Would it still make sense to try to glue them in place?

Can someone recommend a strong, heat resistant glue with good thermal dissipation properties?

Thanks for reading.
 
99t4 said:
Sorry I don't have answers to your questions, but those are great closeup photos! :thumb: What's your secret?
Well, thanks! I never guessed I'd get feedback on those :)
My aim was to capture the gaps under the magnets, and the white cardboard turned out a good choice for that. Instead of trying to get up close, I used the optical zoom from a foot or so distance and tried winging it to get a shot of the gaps like that. Other than that, I think I got lucky with the lighting, and the "neural engine" of the phone's camera cleaned up the mess.

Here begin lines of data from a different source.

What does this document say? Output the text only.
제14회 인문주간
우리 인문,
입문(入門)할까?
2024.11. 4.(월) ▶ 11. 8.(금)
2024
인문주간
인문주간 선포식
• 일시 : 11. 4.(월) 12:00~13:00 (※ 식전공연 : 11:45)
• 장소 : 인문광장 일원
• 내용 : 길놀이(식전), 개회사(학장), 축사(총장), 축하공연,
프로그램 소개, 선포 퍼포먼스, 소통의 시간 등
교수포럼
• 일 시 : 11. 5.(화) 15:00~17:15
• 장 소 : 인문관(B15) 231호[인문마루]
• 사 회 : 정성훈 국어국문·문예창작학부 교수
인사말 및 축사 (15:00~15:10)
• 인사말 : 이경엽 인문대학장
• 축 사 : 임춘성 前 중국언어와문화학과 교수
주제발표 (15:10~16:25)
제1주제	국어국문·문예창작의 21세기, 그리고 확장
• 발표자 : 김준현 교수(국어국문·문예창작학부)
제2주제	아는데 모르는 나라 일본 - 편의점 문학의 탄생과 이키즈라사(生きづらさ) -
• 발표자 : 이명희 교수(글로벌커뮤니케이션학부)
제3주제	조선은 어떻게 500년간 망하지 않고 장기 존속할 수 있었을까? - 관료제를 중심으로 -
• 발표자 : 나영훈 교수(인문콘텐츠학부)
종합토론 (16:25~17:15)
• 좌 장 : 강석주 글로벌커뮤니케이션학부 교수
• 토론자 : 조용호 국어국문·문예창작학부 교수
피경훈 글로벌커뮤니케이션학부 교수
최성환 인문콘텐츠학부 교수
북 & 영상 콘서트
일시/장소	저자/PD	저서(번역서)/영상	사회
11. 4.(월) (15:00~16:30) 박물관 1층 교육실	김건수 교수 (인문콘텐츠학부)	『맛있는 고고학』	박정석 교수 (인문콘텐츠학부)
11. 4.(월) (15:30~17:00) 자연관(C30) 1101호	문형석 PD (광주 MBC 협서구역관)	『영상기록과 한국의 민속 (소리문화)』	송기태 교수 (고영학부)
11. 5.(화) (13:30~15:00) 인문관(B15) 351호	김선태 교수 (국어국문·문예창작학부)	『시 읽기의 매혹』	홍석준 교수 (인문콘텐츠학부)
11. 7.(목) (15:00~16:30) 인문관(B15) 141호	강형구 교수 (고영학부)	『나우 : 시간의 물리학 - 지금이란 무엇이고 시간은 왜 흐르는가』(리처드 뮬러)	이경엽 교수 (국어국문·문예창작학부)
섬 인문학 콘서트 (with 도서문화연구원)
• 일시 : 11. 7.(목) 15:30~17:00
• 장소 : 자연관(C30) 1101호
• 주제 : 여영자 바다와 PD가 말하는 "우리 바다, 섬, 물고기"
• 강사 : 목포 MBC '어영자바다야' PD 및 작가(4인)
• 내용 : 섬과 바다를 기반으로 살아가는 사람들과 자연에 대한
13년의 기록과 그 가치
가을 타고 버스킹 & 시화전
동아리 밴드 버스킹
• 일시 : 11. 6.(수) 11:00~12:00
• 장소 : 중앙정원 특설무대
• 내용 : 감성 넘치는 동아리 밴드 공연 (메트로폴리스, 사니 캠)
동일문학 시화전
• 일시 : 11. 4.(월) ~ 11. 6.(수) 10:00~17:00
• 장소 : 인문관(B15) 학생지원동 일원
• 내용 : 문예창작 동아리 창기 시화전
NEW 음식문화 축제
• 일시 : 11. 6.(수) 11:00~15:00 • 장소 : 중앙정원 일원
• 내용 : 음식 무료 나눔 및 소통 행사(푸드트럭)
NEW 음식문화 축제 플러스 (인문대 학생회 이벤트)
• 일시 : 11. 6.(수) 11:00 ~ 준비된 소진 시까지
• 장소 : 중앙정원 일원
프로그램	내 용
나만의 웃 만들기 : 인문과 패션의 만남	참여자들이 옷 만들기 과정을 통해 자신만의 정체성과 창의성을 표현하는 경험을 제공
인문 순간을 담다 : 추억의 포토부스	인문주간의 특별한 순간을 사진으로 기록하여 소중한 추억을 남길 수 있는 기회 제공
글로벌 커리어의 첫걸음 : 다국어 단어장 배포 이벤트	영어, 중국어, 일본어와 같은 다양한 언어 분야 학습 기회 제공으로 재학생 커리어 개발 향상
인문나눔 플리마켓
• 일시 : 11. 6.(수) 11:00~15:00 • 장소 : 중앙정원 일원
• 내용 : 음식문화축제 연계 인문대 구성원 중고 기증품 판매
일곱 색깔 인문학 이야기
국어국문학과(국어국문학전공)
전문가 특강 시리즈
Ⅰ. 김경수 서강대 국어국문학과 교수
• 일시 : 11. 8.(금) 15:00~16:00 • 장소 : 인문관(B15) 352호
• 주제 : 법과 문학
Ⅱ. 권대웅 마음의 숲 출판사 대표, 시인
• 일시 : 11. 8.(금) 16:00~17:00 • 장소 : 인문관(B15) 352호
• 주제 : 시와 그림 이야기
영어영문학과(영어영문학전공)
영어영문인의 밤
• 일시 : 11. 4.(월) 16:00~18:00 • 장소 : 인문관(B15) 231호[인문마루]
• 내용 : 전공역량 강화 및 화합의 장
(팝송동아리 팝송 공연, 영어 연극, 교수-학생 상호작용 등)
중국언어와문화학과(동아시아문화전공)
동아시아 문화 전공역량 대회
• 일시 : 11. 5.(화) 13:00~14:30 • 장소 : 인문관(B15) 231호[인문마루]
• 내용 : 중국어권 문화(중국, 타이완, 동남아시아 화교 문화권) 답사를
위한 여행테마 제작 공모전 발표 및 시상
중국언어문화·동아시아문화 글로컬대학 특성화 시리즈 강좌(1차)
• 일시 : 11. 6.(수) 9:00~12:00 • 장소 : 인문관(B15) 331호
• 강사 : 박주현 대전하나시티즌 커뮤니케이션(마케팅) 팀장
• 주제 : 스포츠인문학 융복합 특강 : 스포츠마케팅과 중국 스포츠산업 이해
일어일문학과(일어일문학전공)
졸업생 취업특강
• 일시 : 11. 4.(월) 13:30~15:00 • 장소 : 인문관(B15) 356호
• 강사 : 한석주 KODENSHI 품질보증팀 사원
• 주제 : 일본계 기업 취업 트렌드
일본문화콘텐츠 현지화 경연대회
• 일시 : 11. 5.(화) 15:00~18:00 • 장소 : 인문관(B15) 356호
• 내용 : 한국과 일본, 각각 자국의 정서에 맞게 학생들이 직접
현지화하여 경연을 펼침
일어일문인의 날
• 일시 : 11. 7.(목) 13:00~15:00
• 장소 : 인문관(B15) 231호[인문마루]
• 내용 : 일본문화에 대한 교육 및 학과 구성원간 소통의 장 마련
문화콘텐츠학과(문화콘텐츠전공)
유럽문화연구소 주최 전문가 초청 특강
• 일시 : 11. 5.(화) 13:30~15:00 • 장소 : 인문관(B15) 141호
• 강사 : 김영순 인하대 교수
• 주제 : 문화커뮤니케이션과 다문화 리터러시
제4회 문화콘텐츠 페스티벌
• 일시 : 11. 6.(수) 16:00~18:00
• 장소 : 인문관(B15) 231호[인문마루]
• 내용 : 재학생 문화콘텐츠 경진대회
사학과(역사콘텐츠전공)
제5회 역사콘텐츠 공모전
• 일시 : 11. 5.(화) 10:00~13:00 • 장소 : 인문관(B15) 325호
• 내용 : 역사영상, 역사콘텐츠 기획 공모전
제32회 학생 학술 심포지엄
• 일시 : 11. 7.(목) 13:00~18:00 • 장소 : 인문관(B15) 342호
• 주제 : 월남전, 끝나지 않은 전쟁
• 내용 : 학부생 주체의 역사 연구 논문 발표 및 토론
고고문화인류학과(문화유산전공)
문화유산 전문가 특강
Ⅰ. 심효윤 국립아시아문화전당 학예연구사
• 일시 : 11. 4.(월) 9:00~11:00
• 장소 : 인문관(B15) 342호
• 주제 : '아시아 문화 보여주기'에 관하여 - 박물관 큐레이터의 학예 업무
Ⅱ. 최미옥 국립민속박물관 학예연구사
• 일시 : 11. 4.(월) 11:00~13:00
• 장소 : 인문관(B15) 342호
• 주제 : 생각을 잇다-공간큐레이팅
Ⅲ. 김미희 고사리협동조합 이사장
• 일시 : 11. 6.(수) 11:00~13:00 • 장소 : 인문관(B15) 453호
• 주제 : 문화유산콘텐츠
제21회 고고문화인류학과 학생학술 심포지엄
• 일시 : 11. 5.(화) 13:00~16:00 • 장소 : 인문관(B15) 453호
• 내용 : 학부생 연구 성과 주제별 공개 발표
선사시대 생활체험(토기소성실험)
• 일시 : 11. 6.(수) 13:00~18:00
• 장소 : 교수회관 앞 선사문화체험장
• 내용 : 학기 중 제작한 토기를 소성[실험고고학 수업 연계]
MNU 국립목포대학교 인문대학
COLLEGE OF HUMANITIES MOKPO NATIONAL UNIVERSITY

To answer my own questions:

- the discussion of weakening and /or loose magnets is a rabbit hole that's extensively covered on this website, such as:

https://endless-sphere.com/forums/viewtopic.php?t=91625
https://endless-sphere.com/forums/viewtopic.php?t=97245

- JB weld seems a decent metal to metal glue for my purpose

- very similar adventure to mine, on reddit:

https://www.reddit.com/r/ebikes/comments/qn5rkz/success_i_was_able_to_repair_my_hub_motor_magnets/

The magnets in my hub are 40mm x 13,5 mm x 3mm, and there's basically no gap in between them. I can't even put the one back that I pried up, and damaged a neighbouring one in the process.

As it's impossible to find magnets of that size, I'm thinking to buy 40mmx10mmx3mm, and replace the 46 current magnets with 62 of those, thus changing the poles from 23 to 31.

I'd try to glue those, and bridge the gaps between the magnets and the hub shell, with JB weld.